What is the best Character-Set and Collation for WordPress Database
Like most of the content management system, WordPress depends on the database to manage the content for the blog/site. Character set and Collation defines how the data is stored in the database and how it is read. Character encoding is a way of storing the data. There is no default Character set or collation for WordPress database when I started using WordPress on 2007. But you could see the default character set is already set down in sample-config.php file when you download the WordPress files. The default Character set was ‘utf8‘ ever since the WordPress version 3.0 (to my knowledge).
So, it is the best Character Set? NO
According to Gary Pendergast’s post, from the version 4.2 WordPress has started to adapt to ‘utf8mb4’ character set. So if you have installed WordPress after the 4.2 release, you don’t have to worry about this. Because the tables created by WordPress will have the character set as ‘utf8mb4’. Unfortunately for sites which have been installed before the mentioned version have different character set which may not play good with WordPress codes.
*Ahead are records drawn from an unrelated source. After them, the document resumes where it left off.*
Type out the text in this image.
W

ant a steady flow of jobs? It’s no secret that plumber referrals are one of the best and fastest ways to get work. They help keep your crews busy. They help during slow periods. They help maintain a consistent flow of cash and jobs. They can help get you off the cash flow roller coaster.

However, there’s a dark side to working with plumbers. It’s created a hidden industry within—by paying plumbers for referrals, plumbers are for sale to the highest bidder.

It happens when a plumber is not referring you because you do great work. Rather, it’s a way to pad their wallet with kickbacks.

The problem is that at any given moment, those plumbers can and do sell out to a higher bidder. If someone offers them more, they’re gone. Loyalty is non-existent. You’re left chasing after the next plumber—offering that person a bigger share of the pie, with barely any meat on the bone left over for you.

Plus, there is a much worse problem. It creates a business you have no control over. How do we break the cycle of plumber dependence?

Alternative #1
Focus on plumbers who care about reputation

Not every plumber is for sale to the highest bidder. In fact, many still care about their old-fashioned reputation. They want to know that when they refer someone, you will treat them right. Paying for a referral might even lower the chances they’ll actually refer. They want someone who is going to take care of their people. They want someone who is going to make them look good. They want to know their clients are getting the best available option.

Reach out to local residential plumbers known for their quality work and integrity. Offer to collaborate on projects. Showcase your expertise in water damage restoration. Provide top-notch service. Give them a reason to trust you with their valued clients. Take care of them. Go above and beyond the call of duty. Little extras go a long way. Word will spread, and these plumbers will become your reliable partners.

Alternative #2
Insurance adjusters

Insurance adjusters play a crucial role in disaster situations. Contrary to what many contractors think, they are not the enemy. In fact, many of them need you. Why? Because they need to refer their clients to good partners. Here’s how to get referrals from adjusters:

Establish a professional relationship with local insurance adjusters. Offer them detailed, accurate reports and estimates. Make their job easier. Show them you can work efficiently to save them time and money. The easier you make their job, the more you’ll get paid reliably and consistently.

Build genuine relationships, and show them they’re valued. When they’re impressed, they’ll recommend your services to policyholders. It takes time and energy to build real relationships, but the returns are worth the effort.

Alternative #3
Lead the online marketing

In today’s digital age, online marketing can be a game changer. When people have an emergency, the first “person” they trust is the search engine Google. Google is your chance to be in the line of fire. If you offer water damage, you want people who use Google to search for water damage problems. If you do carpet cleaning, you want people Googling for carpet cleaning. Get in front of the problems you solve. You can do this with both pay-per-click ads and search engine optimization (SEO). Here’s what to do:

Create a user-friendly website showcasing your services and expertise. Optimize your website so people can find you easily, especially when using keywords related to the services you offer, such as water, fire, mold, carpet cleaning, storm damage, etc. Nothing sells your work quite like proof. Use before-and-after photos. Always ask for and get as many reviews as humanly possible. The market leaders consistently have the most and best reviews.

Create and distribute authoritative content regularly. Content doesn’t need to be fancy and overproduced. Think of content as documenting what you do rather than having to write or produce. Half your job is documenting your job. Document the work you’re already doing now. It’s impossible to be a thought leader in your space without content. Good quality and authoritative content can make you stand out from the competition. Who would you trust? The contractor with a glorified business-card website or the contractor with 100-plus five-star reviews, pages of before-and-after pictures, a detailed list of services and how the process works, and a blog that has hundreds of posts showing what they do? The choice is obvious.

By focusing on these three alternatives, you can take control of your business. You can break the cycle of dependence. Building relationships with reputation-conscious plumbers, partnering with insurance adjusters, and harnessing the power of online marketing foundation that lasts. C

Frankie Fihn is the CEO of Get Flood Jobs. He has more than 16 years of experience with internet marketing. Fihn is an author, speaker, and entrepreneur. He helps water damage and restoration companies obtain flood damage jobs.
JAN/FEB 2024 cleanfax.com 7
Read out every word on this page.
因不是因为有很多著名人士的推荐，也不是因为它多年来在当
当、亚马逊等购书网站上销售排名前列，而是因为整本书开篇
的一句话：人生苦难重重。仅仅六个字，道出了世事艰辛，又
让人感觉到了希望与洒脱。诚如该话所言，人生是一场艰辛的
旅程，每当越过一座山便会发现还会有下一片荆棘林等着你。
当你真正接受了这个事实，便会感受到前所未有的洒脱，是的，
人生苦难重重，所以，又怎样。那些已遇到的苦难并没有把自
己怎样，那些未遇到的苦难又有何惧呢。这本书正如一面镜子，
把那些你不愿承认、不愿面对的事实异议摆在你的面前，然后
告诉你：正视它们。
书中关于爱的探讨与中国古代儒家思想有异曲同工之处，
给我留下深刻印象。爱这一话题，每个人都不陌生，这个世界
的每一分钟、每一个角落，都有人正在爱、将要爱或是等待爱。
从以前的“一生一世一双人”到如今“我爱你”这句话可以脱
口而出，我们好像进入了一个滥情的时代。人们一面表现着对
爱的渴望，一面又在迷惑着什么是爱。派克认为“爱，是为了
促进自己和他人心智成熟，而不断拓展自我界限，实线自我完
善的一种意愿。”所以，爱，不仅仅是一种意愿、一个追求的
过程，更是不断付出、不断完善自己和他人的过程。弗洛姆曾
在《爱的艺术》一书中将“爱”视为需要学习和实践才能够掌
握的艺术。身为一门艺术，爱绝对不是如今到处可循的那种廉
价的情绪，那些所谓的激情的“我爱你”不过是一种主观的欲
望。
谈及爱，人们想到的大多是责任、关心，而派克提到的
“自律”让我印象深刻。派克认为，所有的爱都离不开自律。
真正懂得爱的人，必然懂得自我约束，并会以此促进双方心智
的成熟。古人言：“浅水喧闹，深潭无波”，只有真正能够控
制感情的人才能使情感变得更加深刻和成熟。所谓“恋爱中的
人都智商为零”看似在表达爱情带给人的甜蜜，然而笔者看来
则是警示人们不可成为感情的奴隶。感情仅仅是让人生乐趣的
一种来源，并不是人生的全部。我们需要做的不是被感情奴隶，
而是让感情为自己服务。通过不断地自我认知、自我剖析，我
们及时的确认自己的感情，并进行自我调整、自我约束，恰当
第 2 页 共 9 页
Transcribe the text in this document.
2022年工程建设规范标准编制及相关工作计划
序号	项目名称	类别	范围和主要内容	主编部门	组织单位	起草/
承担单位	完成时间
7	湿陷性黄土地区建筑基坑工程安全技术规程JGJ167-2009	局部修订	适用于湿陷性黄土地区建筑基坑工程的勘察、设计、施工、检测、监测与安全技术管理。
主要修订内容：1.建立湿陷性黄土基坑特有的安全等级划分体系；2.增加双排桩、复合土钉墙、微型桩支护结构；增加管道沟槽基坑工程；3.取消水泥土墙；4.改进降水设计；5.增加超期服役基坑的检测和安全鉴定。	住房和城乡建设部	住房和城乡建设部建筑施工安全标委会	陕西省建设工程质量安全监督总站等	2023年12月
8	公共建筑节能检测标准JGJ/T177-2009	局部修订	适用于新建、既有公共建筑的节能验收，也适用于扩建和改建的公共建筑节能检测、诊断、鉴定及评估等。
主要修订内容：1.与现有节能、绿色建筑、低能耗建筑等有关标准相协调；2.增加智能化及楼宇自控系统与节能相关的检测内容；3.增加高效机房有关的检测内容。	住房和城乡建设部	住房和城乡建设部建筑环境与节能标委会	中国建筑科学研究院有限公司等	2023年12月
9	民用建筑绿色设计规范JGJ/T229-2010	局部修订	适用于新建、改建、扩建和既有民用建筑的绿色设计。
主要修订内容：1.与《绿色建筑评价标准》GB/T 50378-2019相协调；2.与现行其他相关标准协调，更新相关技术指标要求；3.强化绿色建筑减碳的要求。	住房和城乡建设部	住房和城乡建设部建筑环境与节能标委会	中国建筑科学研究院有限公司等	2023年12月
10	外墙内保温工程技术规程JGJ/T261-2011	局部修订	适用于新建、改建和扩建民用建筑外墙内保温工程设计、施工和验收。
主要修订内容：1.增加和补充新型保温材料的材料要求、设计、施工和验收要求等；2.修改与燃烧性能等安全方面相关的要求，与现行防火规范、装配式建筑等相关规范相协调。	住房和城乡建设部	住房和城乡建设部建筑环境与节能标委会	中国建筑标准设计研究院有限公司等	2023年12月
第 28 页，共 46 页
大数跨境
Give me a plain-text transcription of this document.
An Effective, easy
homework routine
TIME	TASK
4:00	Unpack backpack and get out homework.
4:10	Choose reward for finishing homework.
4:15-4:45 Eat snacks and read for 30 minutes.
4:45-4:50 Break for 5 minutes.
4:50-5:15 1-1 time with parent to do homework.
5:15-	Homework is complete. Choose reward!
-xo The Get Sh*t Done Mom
For those who have ‘utf8mb4’ should have the collation as ‘utf8mb4_unicode_ci’ and also ‘utf8mb4_general_ci’. StackOverflow user Thomas Rutter has given a clear view on the difference between these two character set. According to him ‘utf8mb4_unicode_ci’ is slightly slower than ‘utf8mb4_general_ci’. But on another hand, it is the price we have to pay for accuracy. ‘unicode’ type collation performs better with a lot of support to many scripts (language scripts) including modern smileys.
When I started blogging with WordPress, the Php and MySql version has no support for utf8mb4. Since that day, my WordPress database has undergone many upgrades, sadly no utf8mb4. Till date, many of our sites use ‘utf8’ as the default character set. The default collation was ‘latin1_swedish_ci’ for all the tables and columns. Due to some technical issue, the table’s collation can’t be changed from ‘latin1..’ collation to ‘utf8mb4..’ collation. utf8mb4 character set requires more bytes to store a character than latin/utf8, almost double it seems. So I left it for later.
For now, we changed all the collation for table and columns of each table with ‘utf8_unicode_ci’.